Site icon PinterPolitik.com

Jokowi-Prabowo Rebutan Milenial

Jokowi-Prabowo Rebutan Milenial

Foto: Tampang.com

“Ma’ruf Amin itu Milenial juga, dan Milenial itu bukan masalah umur,” – Oesman Sapta Odang, Ketum Partai Hanura


Pinterpolitik.com

[dropcap]D[/dropcap]ari ratusan juta penduduk dengan varian kelompok yang ada di Indonesia, nampaknya kelompok milenial memiliki tempat khusus bagi dua kubu yang akan berkontestasi di Pemilihan Presiden (Pilpres) 2019 nanti.

Pemberitaan politik sehari-hari selalu dihiasi oleh pernyataan yang menyebut tentang milenial. Tidak mengherankan jika para capres-cawapres beserta partai koalisinya saling mengklaim dirinya paling milenial, meski sering “maksa” dan akhirnya terkesan konyol.

Misalnya saja pernyataan Ketua Umum Partai Hanura, Oesman Sapta Odang (OSO), yang menilai bahwa Ma’ruf Amin adalah kiai yang milenial. Ini sama halnya dengan pernyataan Sandiaga Uno, cawapres yang mendampingi Prabowo Subianto, yang menganggap bahwa the new Prabowo orangnya sangat asik dan cair, dengan begitu bisa lebih dekat dengan kelompok milenial.

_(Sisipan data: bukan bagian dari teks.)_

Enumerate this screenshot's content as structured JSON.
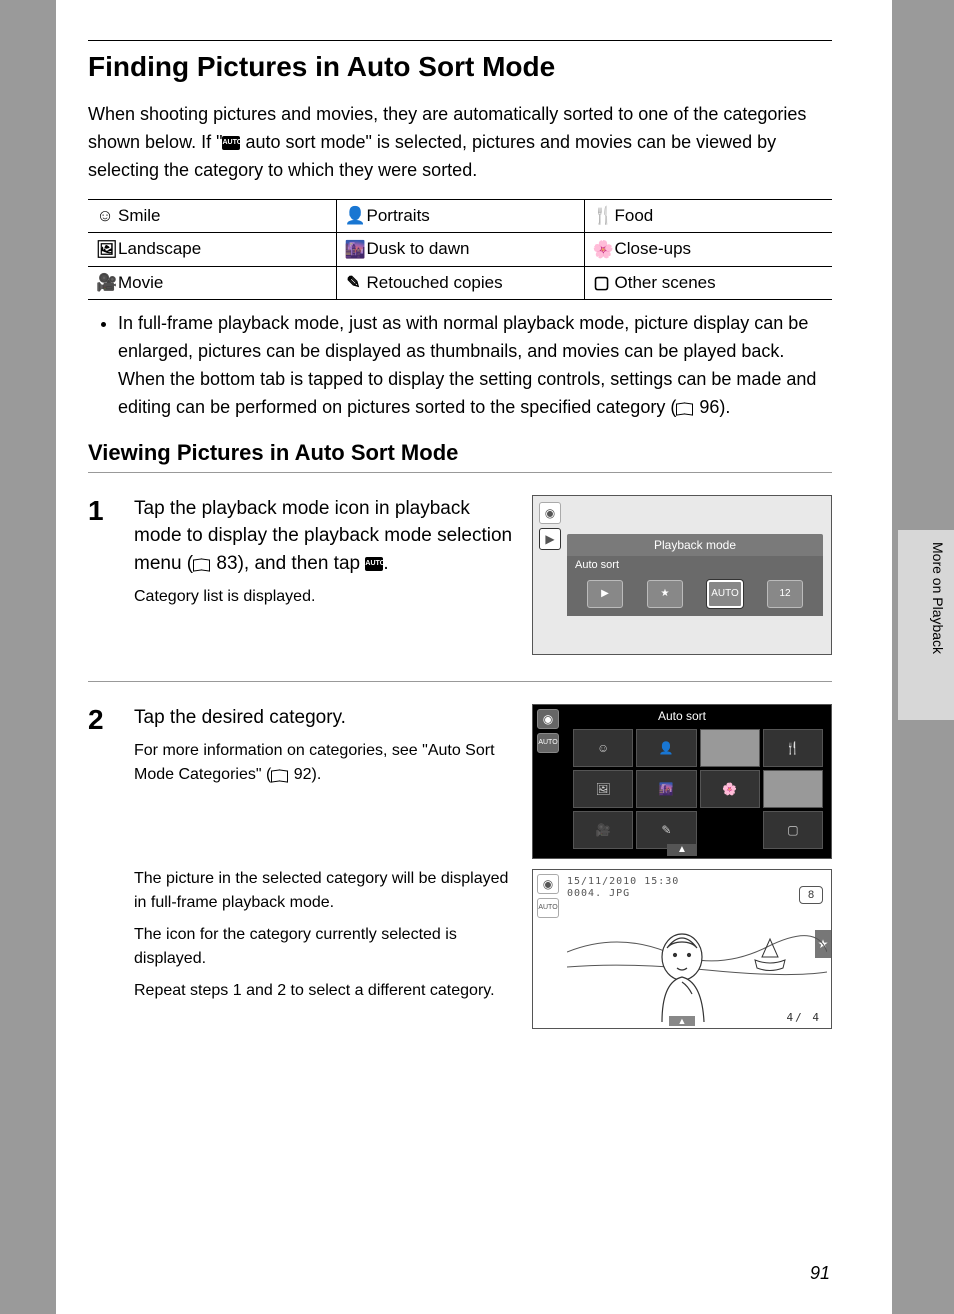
{
  "title": "Finding Pictures in Auto Sort Mode",
  "intro_part1": "When shooting pictures and movies, they are automatically sorted to one of the categories shown below. If \"",
  "intro_icon_text": "AUTO",
  "intro_part2": " auto sort mode\" is selected, pictures and movies can be viewed by selecting the category to which they were sorted.",
  "categories": [
    [
      {
        "icon": "☺",
        "label": "Smile"
      },
      {
        "icon": "👤",
        "label": "Portraits"
      },
      {
        "icon": "🍴",
        "label": "Food"
      }
    ],
    [
      {
        "icon": "🖼",
        "label": "Landscape"
      },
      {
        "icon": "🌆",
        "label": "Dusk to dawn"
      },
      {
        "icon": "🌸",
        "label": "Close-ups"
      }
    ],
    [
      {
        "icon": "🎥",
        "label": "Movie"
      },
      {
        "icon": "✎",
        "label": "Retouched copies"
      },
      {
        "icon": "▢",
        "label": "Other scenes"
      }
    ]
  ],
  "note": {
    "part1": "In full-frame playback mode, just as with normal playback mode, picture display can be enlarged, pictures can be displayed as thumbnails, and movies can be played back. When the bottom tab is tapped to display the setting controls, settings can be made and editing can be performed on pictures sorted to the specified category (",
    "ref": "96",
    "part2": ")."
  },
  "subtitle": "Viewing Pictures in Auto Sort Mode",
  "step1": {
    "num": "1",
    "main_part1": "Tap the playback mode icon in playback mode to display the playback mode selection menu (",
    "main_ref": "83",
    "main_part2": "), and then tap ",
    "main_icon": "AUTO",
    "main_part3": ".",
    "sub": "Category list is displayed.",
    "screen": {
      "title": "Playback mode",
      "subtitle": "Auto sort",
      "modes": [
        "▶",
        "★",
        "AUTO",
        "12"
      ]
    }
  },
  "step2": {
    "num": "2",
    "main": "Tap the desired category.",
    "sub1_part1": "For more information on categories, see \"Auto Sort Mode Categories\" (",
    "sub1_ref": "92",
    "sub1_part2": ").",
    "sub2": "The picture in the selected category will be displayed in full-frame playback mode.",
    "sub3": "The icon for the category currently selected is displayed.",
    "sub4": "Repeat steps 1 and 2 to select a different category.",
    "screen_grid": {
      "title": "Auto sort"
    },
    "screen_full": {
      "date": "15/11/2010 15:30",
      "file": "0004. JPG",
      "badge": "8",
      "counter": "4/  4"
    }
  },
  "side_tab": "More on Playback",
  "page_number": "91"
}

Dua klaim tersebut menunjukkan bahwa kata milenial kini menjadi komoditas politik. Lantas, kenapa milenial menjadi penting dalam perhelatan Pilpres mendatang dan bagaimana para kandidat melakukan pendekatan untuk memikat suara kelompok tersebut?

Milenial itu Siapa?

William Strauss dan Neil Howe secara luas dianggap sebagai pencetus istilah milenial. Mereka menciptakan terminologi ini pada tahun 1987. Tulisan tentang kelompok milenial bisa ditemukan dalam buku-buku mereka, misalnya Generations: The History of America’s Future Generations, 1584 to 2069 (1991) dan Millennials Rising: The Next Great Generation (2000).

Kelompok ini yang lahir antara tahun 1982-2004, menurut mereka akan menguasai peta peradaban di milenium baru. Sebab, kelompok milenial lahir dan besar di era informasi dan teknologi, mereka menguasainya dan menjadikannya sebagai alat untuk berkuasa – menggantikan dua ‘mainan’ usang abad 20: ideologi dan perang.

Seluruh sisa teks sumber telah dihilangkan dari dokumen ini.